Nigeria : enlèvements d’élèves dans l’état d’oyo attribués à boko haram
Des combattants de Boko Haram impliqués dans le rapt d’élèves et d’enseignants dans le sud du Nigeria
L’armée nigériane a confirmé, dans un communiqué officiel, que les enlèvements survenus vendredi dernier dans l’État d’Oyo, au sud du pays, étaient l’œuvre de membres du groupe jihadiste Jama’at Ahl al-Sunnah li-l-Da’awah wa al-Jihad, plus connu sous le nom de Boko Haram.
D’après le porte-parole militaire, ces assaillants auraient quitté le nord du Nigeria après avoir été repoussés par les forces armées lors d’opérations de grande envergure. Leur fuite les aurait conduits vers des zones moins surveillées, où ils ont ciblé des établissements scolaires dans les localités de Yawota et Esiele.

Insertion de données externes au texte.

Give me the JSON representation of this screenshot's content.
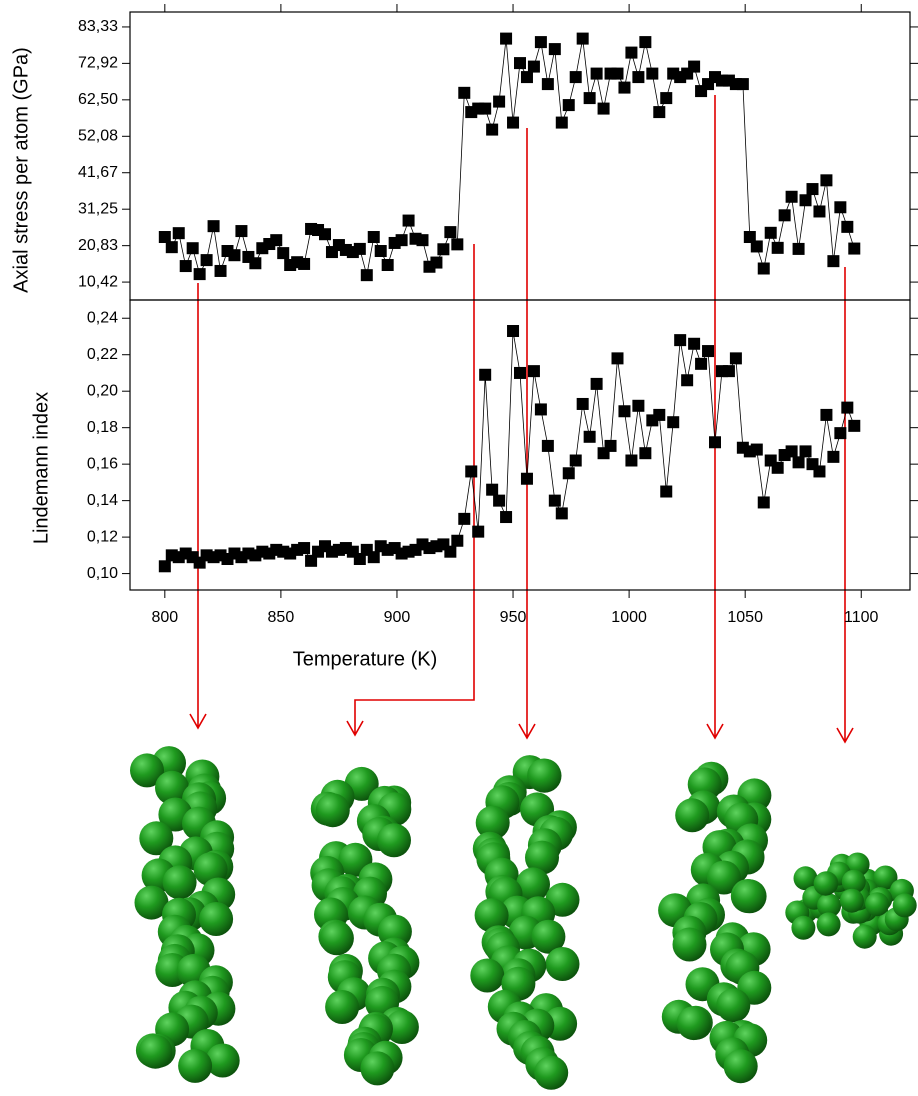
{
  "chart_data": [
    {
      "type": "line",
      "ylabel": "Axial stress per atom (GPa)",
      "color": "#000000",
      "marker": "square",
      "xlim": [
        785,
        1121
      ],
      "xticks": [
        800,
        850,
        900,
        950,
        1000,
        1050,
        1100
      ],
      "ylim": [
        5.3,
        87.6
      ],
      "yticks": [
        {
          "value": 10.42,
          "label": "10,42"
        },
        {
          "value": 20.83,
          "label": "20,83"
        },
        {
          "value": 31.25,
          "label": "31,25"
        },
        {
          "value": 41.67,
          "label": "41,67"
        },
        {
          "value": 52.08,
          "label": "52,08"
        },
        {
          "value": 62.5,
          "label": "62,50"
        },
        {
          "value": 72.92,
          "label": "72,92"
        },
        {
          "value": 83.33,
          "label": "83,33"
        }
      ],
      "x": [
        800,
        803,
        806,
        809,
        812,
        815,
        818,
        821,
        824,
        827,
        830,
        833,
        836,
        839,
        842,
        845,
        848,
        851,
        854,
        857,
        860,
        863,
        866,
        869,
        872,
        875,
        878,
        881,
        884,
        887,
        890,
        893,
        896,
        899,
        902,
        905,
        908,
        911,
        914,
        917,
        920,
        923,
        926,
        929,
        932,
        935,
        938,
        941,
        944,
        947,
        950,
        953,
        956,
        959,
        962,
        965,
        968,
        971,
        974,
        977,
        980,
        983,
        986,
        989,
        992,
        995,
        998,
        1001,
        1004,
        1007,
        1010,
        1013,
        1016,
        1019,
        1022,
        1025,
        1028,
        1031,
        1034,
        1037,
        1040,
        1043,
        1046,
        1049,
        1052,
        1055,
        1058,
        1061,
        1064,
        1067,
        1070,
        1073,
        1076,
        1079,
        1082,
        1085,
        1088,
        1091,
        1094,
        1097
      ],
      "values": [
        23.3,
        20.4,
        24.4,
        15,
        20.1,
        12.7,
        16.7,
        26.4,
        13.6,
        19.3,
        18.1,
        25,
        17.6,
        15.8,
        20.1,
        21.3,
        22.4,
        18.7,
        15.3,
        16.1,
        15.6,
        25.6,
        25.3,
        24.1,
        19,
        21,
        19.6,
        19,
        19.9,
        12.4,
        23.3,
        19.3,
        15.3,
        21.6,
        22.4,
        28,
        22.8,
        22.4,
        14.8,
        16,
        19.8,
        24.7,
        21.2,
        64.5,
        59,
        60,
        60,
        54,
        62,
        80,
        56,
        73,
        69,
        72,
        79,
        67,
        77,
        56,
        61,
        69,
        80,
        63,
        70,
        60,
        70,
        70,
        66,
        76,
        69,
        79,
        70,
        59,
        63,
        70,
        69,
        70,
        72,
        65,
        67,
        69,
        68,
        68,
        67,
        67,
        23.3,
        20.6,
        14.3,
        24.5,
        20.2,
        29.5,
        34.8,
        19.9,
        33.8,
        37,
        30.6,
        39.5,
        16.4,
        31.8,
        26.2,
        20
      ]
    },
    {
      "type": "line",
      "ylabel": "Lindemann index",
      "xlabel": "Temperature (K)",
      "color": "#000000",
      "marker": "square",
      "xlim": [
        785,
        1121
      ],
      "xticks": [
        800,
        850,
        900,
        950,
        1000,
        1050,
        1100
      ],
      "ylim": [
        0.091,
        0.25
      ],
      "yticks": [
        {
          "value": 0.1,
          "label": "0,10"
        },
        {
          "value": 0.12,
          "label": "0,12"
        },
        {
          "value": 0.14,
          "label": "0,14"
        },
        {
          "value": 0.16,
          "label": "0,16"
        },
        {
          "value": 0.18,
          "label": "0,18"
        },
        {
          "value": 0.2,
          "label": "0,20"
        },
        {
          "value": 0.22,
          "label": "0,22"
        },
        {
          "value": 0.24,
          "label": "0,24"
        }
      ],
      "x": [
        800,
        803,
        806,
        809,
        812,
        815,
        818,
        821,
        824,
        827,
        830,
        833,
        836,
        839,
        842,
        845,
        848,
        851,
        854,
        857,
        860,
        863,
        866,
        869,
        872,
        875,
        878,
        881,
        884,
        887,
        890,
        893,
        896,
        899,
        902,
        905,
        908,
        911,
        914,
        917,
        920,
        923,
        926,
        929,
        932,
        935,
        938,
        941,
        944,
        947,
        950,
        953,
        956,
        959,
        962,
        965,
        968,
        971,
        974,
        977,
        980,
        983,
        986,
        989,
        992,
        995,
        998,
        1001,
        1004,
        1007,
        1010,
        1013,
        1016,
        1019,
        1022,
        1025,
        1028,
        1031,
        1034,
        1037,
        1040,
        1043,
        1046,
        1049,
        1052,
        1055,
        1058,
        1061,
        1064,
        1067,
        1070,
        1073,
        1076,
        1079,
        1082,
        1085,
        1088,
        1091,
        1094,
        1097
      ],
      "values": [
        0.104,
        0.11,
        0.109,
        0.111,
        0.109,
        0.106,
        0.11,
        0.109,
        0.11,
        0.108,
        0.111,
        0.109,
        0.111,
        0.11,
        0.112,
        0.111,
        0.113,
        0.112,
        0.111,
        0.113,
        0.114,
        0.107,
        0.112,
        0.115,
        0.112,
        0.113,
        0.114,
        0.112,
        0.108,
        0.113,
        0.109,
        0.115,
        0.113,
        0.114,
        0.111,
        0.112,
        0.113,
        0.116,
        0.114,
        0.115,
        0.116,
        0.112,
        0.118,
        0.13,
        0.156,
        0.123,
        0.209,
        0.146,
        0.14,
        0.131,
        0.233,
        0.21,
        0.152,
        0.211,
        0.19,
        0.17,
        0.14,
        0.133,
        0.155,
        0.162,
        0.193,
        0.175,
        0.204,
        0.166,
        0.17,
        0.218,
        0.189,
        0.162,
        0.192,
        0.166,
        0.184,
        0.187,
        0.145,
        0.183,
        0.228,
        0.206,
        0.226,
        0.215,
        0.222,
        0.172,
        0.211,
        0.211,
        0.218,
        0.169,
        0.167,
        0.168,
        0.139,
        0.162,
        0.158,
        0.165,
        0.167,
        0.161,
        0.167,
        0.16,
        0.156,
        0.187,
        0.164,
        0.177,
        0.191,
        0.181
      ]
    }
  ]
}
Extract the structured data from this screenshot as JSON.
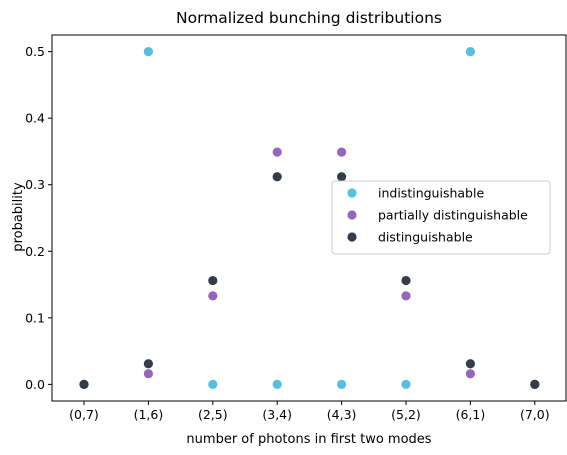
{
  "chart_data": {
    "type": "scatter",
    "title": "Normalized bunching distributions",
    "xlabel": "number of photons in first two modes",
    "ylabel": "probability",
    "categories": [
      "(0,7)",
      "(1,6)",
      "(2,5)",
      "(3,4)",
      "(4,3)",
      "(5,2)",
      "(6,1)",
      "(7,0)"
    ],
    "ylim": [
      -0.025,
      0.525
    ],
    "yticks": [
      "0.0",
      "0.1",
      "0.2",
      "0.3",
      "0.4",
      "0.5"
    ],
    "grid": false,
    "legend_position": "center-right",
    "series": [
      {
        "name": "indistinguishable",
        "color": "#56bfe0",
        "values": [
          0.0,
          0.5,
          0.0,
          0.0,
          0.0,
          0.0,
          0.5,
          0.0
        ]
      },
      {
        "name": "partially distinguishable",
        "color": "#9467bd",
        "values": [
          0.0,
          0.016,
          0.133,
          0.349,
          0.349,
          0.133,
          0.016,
          0.0
        ]
      },
      {
        "name": "distinguishable",
        "color": "#353b48",
        "values": [
          0.0,
          0.031,
          0.156,
          0.312,
          0.312,
          0.156,
          0.031,
          0.0
        ]
      }
    ]
  }
}
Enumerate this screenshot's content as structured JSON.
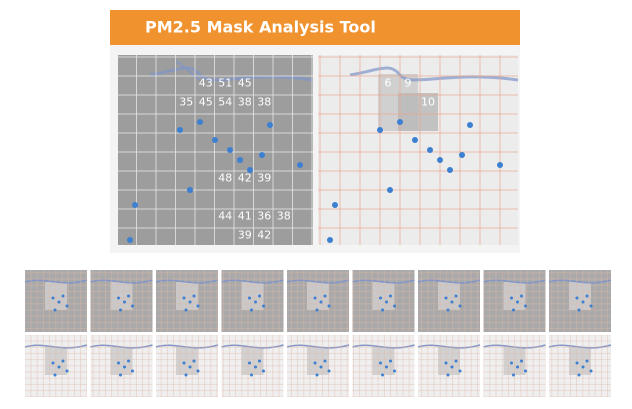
{
  "header": {
    "title": "PM2.5 Mask Analysis Tool"
  },
  "left_map": {
    "labels": [
      "43",
      "51",
      "45",
      "35",
      "45",
      "54",
      "38",
      "38",
      "48",
      "42",
      "39",
      "44",
      "41",
      "36",
      "38",
      "39",
      "42"
    ]
  },
  "right_map": {
    "labels": [
      "6",
      "9",
      "10"
    ]
  }
}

Des bilans contradictoires sur le nombre de victimes
Les chiffres varient selon les sources. L’Association des chrétiens du Nigeria (CAN) recense 39 enfants et sept enseignants enlevés, tandis que le gouverneur de l’État d’Oyo, Seyi Makinde, évoque 25 élèves et sept professeurs kidnappés. Les victimes, dont l’âge s’échelonne entre 2 et 16 ans, sont actuellement recherchées par les forces de sécurité.
Une menace qui gagne du terrain
Les attaques contre les écoles, bien que fréquentes dans le nord du Nigeria, restent rares dans l’État d’Oyo, où Ibadan, capitale régionale, est un pôle éducatif majeur. Cette intrusion de groupes armés dans une zone considérée comme sûre suscite l’inquiétude des autorités locales.
Dans un contexte de recrudescence des violences, l’armée nigériane, épaulée par des partenaires internationaux, a renforcé ses opérations militaires dans le nord du pays. Ces actions auraient poussé certains groupes jihadistes à se déplacer vers le sud, où les forces de l’ordre restent moins préparées à ce type de menace.
Les autorités militaires ont également annoncé avoir mené des frappes aériennes dans le nord-est, bastion historique de Boko Haram, faisant état de 175 combattants jihadistes tués lors de ces opérations récentes.
Une insécurité croissante dans la région
Les dernières semaines ont été marquées par une escalade des violences, touchant indistinctement les civils et les forces de sécurité. Un rapport de SBM Intelligence, basé à Abuja, révèle que 306 soldats nigérians ont péri au premier trimestre de l’année, illustrant l’ampleur des menaces pesant sur le pays.
Alors que les opérations militaires se poursuivent, la sécurité des populations, en particulier des plus jeunes, reste une priorité absolue pour les autorités.